METHODS: A case-control study was performed where cases unequivocally bled (ascertained using previously published criteria) as a result of an endoscopic polypectomy (P) of the upper or lower gastrointestinal tract, an endoscopic sphincterotomy (ES), or a percutaneous endoscopic gastrostomy (PEG) occurring in a tertiary care centre with experienced endoscopists. Two or 3 controls (patients in whom no bleeding occurred) were selected randomly for each case by consulting an administrative institutional database. Matching was done by gender, age ± 15 years, time of procedure ± 2 years, and procedure-type in patients with available clinical data. Conditional logistic regression modeling was used to assess the association between exposure to anti-platelet medication (within the prior 10 days) and post-procedural bleeding while adjusting for possible confounders. The study was powered to confidently rule out a clinically significant association.

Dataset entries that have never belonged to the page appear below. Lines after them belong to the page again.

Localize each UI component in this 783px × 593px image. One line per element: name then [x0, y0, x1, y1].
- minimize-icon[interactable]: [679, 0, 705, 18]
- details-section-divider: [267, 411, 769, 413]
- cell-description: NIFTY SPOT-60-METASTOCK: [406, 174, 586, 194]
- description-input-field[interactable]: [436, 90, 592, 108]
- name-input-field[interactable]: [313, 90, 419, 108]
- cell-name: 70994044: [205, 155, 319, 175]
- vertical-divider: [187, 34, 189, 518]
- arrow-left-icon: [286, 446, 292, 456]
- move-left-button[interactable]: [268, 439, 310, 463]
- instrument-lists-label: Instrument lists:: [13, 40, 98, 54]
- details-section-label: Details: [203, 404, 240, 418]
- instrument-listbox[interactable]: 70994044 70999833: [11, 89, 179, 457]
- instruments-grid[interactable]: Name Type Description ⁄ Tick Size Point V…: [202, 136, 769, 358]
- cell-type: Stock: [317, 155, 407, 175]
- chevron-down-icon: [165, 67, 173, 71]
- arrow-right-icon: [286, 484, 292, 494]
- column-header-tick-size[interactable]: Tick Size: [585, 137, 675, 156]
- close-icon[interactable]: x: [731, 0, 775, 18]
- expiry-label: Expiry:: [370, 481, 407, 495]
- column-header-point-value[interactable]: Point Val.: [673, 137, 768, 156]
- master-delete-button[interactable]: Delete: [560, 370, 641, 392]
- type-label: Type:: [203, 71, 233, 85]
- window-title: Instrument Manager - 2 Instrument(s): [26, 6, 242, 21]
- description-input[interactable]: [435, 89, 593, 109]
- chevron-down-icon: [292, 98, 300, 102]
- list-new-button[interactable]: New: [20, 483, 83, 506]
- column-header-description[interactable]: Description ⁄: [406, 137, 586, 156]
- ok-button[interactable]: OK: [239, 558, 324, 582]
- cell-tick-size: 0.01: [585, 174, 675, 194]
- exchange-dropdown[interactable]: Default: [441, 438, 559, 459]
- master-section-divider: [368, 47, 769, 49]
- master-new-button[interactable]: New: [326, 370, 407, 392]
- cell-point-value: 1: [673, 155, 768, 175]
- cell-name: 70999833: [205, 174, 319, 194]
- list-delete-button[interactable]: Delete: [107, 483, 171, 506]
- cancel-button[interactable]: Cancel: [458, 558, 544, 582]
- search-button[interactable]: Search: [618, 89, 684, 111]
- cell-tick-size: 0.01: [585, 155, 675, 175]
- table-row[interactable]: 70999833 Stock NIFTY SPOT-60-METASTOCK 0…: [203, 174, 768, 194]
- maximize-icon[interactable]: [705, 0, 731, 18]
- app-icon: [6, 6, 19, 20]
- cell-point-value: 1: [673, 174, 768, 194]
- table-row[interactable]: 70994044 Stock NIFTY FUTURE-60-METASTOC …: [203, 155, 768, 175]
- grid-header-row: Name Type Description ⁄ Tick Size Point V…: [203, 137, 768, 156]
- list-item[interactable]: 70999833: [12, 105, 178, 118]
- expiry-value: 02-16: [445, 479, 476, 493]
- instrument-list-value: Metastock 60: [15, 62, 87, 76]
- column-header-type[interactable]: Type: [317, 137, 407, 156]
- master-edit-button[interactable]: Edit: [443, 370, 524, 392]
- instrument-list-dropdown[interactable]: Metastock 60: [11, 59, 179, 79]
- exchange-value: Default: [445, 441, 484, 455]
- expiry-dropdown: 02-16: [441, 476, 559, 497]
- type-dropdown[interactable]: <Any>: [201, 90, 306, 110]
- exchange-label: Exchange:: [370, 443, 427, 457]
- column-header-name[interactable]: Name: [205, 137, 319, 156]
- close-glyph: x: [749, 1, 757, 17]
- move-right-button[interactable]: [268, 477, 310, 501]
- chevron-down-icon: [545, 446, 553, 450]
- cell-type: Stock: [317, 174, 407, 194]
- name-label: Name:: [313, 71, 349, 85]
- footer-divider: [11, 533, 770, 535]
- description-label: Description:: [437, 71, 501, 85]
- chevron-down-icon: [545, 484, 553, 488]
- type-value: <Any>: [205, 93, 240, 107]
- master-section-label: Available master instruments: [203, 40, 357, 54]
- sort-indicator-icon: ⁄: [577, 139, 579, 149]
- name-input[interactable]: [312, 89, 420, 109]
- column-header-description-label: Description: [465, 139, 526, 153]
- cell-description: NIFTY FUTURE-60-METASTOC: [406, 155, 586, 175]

RESULTS: Amongst the 44 cases, 50% bled during the procedure, while 46% bled in the first 14 days thereafter, and 4% bled later yet. 50% of those who bled required blood transfusions (mean: 1.5±1.8 units). The 132 controls and 44 cases were well matched for age (69±16 vs 68±17 yrs), gender (50% female in both), PTT (normal values in 91% vs 82%), and platelet count (over 60,000´109/L in 100% in both). Differences were noted, amongst the ES group, in the prevalence of pre-procedural cholangitis (22% vs 48%), and an abnormal INR (over 1.5 in 2% vs 9%). Overall, 20% of controls and 23% of cases had been exposed to an anti-platelet agent. After adjusting for possible effects attributable to an elevated PTT, INR and the presence of cholangitis (for the ES patients), exposure to an anti-platelet agent in all patients was not associated with post-procedural bleeding (Risk Ratio = 1.04, 95% CI: 0.4–2.5).
CONCLUSION: This case-control trial provides one of very few available controlled data to support the belief that exposure to anti-platelet agents does not significantly increase the risk of clinically important bleeding post-therapeutic endoscopy.